Невзрачный, с крыльями цвета жухлой листвы Бражник тоже не удержался от похвальбы.
— А мне ни стрелять, ни пахнуть не надо. От меня и так все шарахаются. Гляньте-ка!
Бражник вскинул верхние крылышки, и на Поденку грозно уста вились большущие черные глаза. Не сразу догадаешься, что глаза эти — просто яркие пятна на нижних крыльях бабочки Бражника глазчатого.
Испуганная Поденка невольно отпрянула в воздух и… чуть было не попала на обед острокрылому Стрижу. Она стала метаться, вилять и кружиться в воздухе столь проворно и ловко, что Стрижу вскоре надоело гоняться за ней, и он улетел искать более легкую добычу. Значит, природа позаботилась и о Поденке: не легко поймать такого воздушного акробата.
Солнце между тем подбиралось уже к середине неба, а от горизонта тянулись вослед ему многоярусные лиловые башни облаков. Самая высокая из них догнала солнце, и оно, стрельнув лучами в бойницы облачной башни, угасло. Тучи над озером отяжелели, хмурая синева копилась под ними на земле. И напрасно мельтешились в темном небе белокрылые чайки, напрасно выкрикивали на лету жалобные заклинания — разогнать крыльями тучи им так и не удалось.
Все неузнаваемо преображалось с каждой минутой, и Поденке стало обидно за Жука-Навозника, который не увидит в своем подземелье грядущего представления.
— Выкапывайся живей наружу! — закричала она, подлетая к тому месту, где зарылся со своим шариком Жук. — Сейчас здесь начнется что-то ужасно интересное и важное.
— Самое интересное и важное уже началось, — глухо прожужжал Жук из-под земли.
— Что же именно?
— А то, что я ем! — последовал горделивый ответ.
Впрочем, Поденке было уже не до Жука. По иссиня-черной туче стеганула ветвистая молния, и вся земля задрожала от оглушающего громового рыка.
— Страшно-то как! — пролепетала Поденка, прячась под широким щитом лопуха.
— Ничего страшного! — невозмутимо отозвалась Улитка, которую поначалу трудно было заметить в зеленом сумраке. — Обыкновенная гроза. После нее сырости больше, зелень сочнее. Хорошо!
И неторопливая Улитка опять принялась соскабливать жестким, как скребок, языком мясистую сердцевину лопуха.

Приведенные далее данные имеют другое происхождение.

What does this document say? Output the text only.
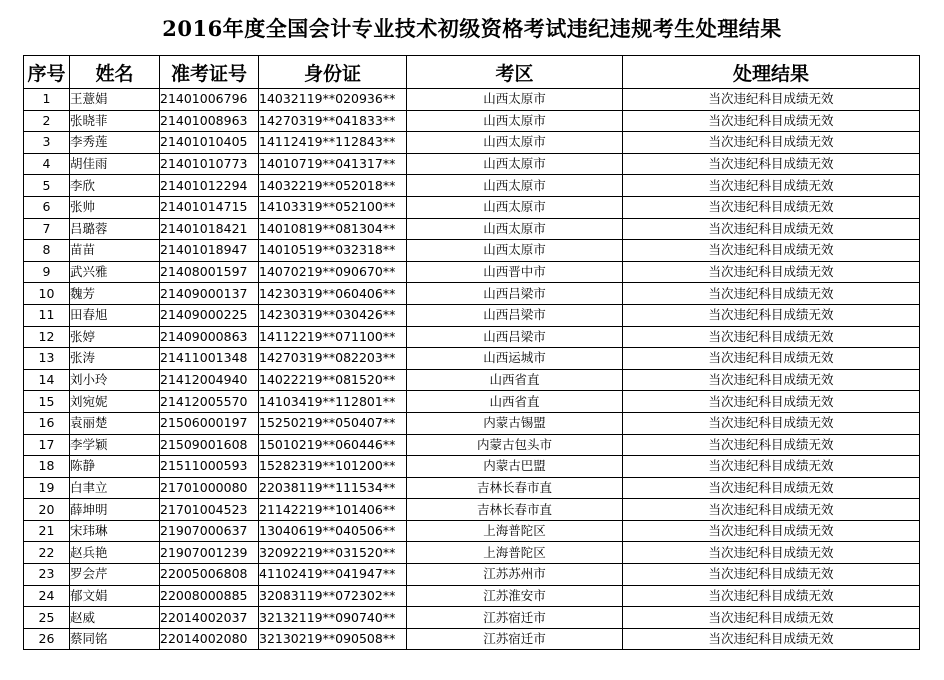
2016年度全国会计专业技术初级资格考试违纪违规考生处理结果
序号	姓名	准考证号	身份证	考区	处理结果
1	王薏娟	21401006796	14032119**020936**	山西太原市	当次违纪科目成绩无效
2	张晓菲	21401008963	14270319**041833**	山西太原市	当次违纪科目成绩无效
3	李秀莲	21401010405	14112419**112843**	山西太原市	当次违纪科目成绩无效
4	胡佳雨	21401010773	14010719**041317**	山西太原市	当次违纪科目成绩无效
5	李欣	21401012294	14032219**052018**	山西太原市	当次违纪科目成绩无效
6	张帅	21401014715	14103319**052100**	山西太原市	当次违纪科目成绩无效
7	吕璐蓉	21401018421	14010819**081304**	山西太原市	当次违纪科目成绩无效
8	苗苗	21401018947	14010519**032318**	山西太原市	当次违纪科目成绩无效
9	武兴雅	21408001597	14070219**090670**	山西晋中市	当次违纪科目成绩无效
10	魏芳	21409000137	14230319**060406**	山西吕梁市	当次违纪科目成绩无效
11	田春旭	21409000225	14230319**030426**	山西吕梁市	当次违纪科目成绩无效
12	张婷	21409000863	14112219**071100**	山西吕梁市	当次违纪科目成绩无效
13	张涛	21411001348	14270319**082203**	山西运城市	当次违纪科目成绩无效
14	刘小玲	21412004940	14022219**081520**	山西省直	当次违纪科目成绩无效
15	刘宛妮	21412005570	14103419**112801**	山西省直	当次违纪科目成绩无效
16	袁丽楚	21506000197	15250219**050407**	内蒙古锡盟	当次违纪科目成绩无效
17	李学颖	21509001608	15010219**060446**	内蒙古包头市	当次违纪科目成绩无效
18	陈静	21511000593	15282319**101200**	内蒙古巴盟	当次违纪科目成绩无效
19	白聿立	21701000080	22038119**111534**	吉林长春市直	当次违纪科目成绩无效
20	薛坤明	21701004523	21142219**101406**	吉林长春市直	当次违纪科目成绩无效
21	宋玮琳	21907000637	13040619**040506**	上海普陀区	当次违纪科目成绩无效
22	赵兵艳	21907001239	32092219**031520**	上海普陀区	当次违纪科目成绩无效
23	罗会芹	22005006808	41102419**041947**	江苏苏州市	当次违纪科目成绩无效
24	郁文娟	22008000885	32083119**072302**	江苏淮安市	当次违纪科目成绩无效
25	赵威	22014002037	32132119**090740**	江苏宿迁市	当次违纪科目成绩无效
26	蔡同铭	22014002080	32130219**090508**	江苏宿迁市	当次违纪科目成绩无效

Через минуту все пространство от неба до земли пронизали искристые стрелы дождя. По лопуху дробно забарабанили капли. Все спешили укрыться от грозы, только Лягушки в озере восторженно и громко приветствовали теплый летний ливень.
А потом снова выглянуло солнце, и расцвела над озером широкая дуга-радуга. И вновь все ожило: заулыбались посвежевшие цветы, бережно храня в пазушках листьев прозрачные капли, повылезали из укрытий и заспешили по своим делам жучки и паучки.
И наша Поденка еще долго-долго порхала над лугом и озером, заводила новые знакомства и не переставала удивляться открытиям, которые ждали ее повсюду. До вечера она успела повстречать другую Поденку и отложить у воды яички, чтобы не иссяк древний род Поденок.
Видела она, как уходило на покой солнце, даря земле на прощанье роскошную — в полнеба — зарю. Видела, как, сжимаясь, прячутся в воду лилии, как рождаются в небе первые звезды, и открывают глаза белые ночные цветы.
Усталая, с потрепанными крылышками Поденка засыпала под песню ночного соловья и думала о том, что прожила она очень долгую и замечательно интересную жизнь. Во всяком случае, она ничуть не завидовала Жуку-Навознику, который в этот прохладный ночной час завершал в подземелье свой непомерно затянувшийся завтрак.
БАБАЙ
Когда над диваном включают синюю лампочку, вместе с ее безжизненным светом в комнату вползает страшная сказка. Расступаются стены, тает во мгле потолок, и ожившая пальма начинает чуть-чуть шевелить черными рассеченными листьями.
Ничего удивительного: лампочка волшебная. Своим таинственным светом она может даже изгонять прыщики с маминого лица.
Но сегодня мама не лежит под лампочкой. У папы, на беду, оказалось два билета, и родители ушли в театр. А посидеть с Димушком упросили бабушку, благо живет она неподалеку — на соседней улице.
Теперь малышу забот на целый вечер — следить, чтобы сонуля-бабушка не уснула первой. Такое уже случалось… Вот и сейчас что-то уж больно подозрительно поникла старушка на своем стуле. Голова ее толчками спадает все ниже на грудь, глаза утонули в чернильной тени, и не поймешь — смотрят они или уже закрылись.
Димушку становится жутко в синем одиночестве.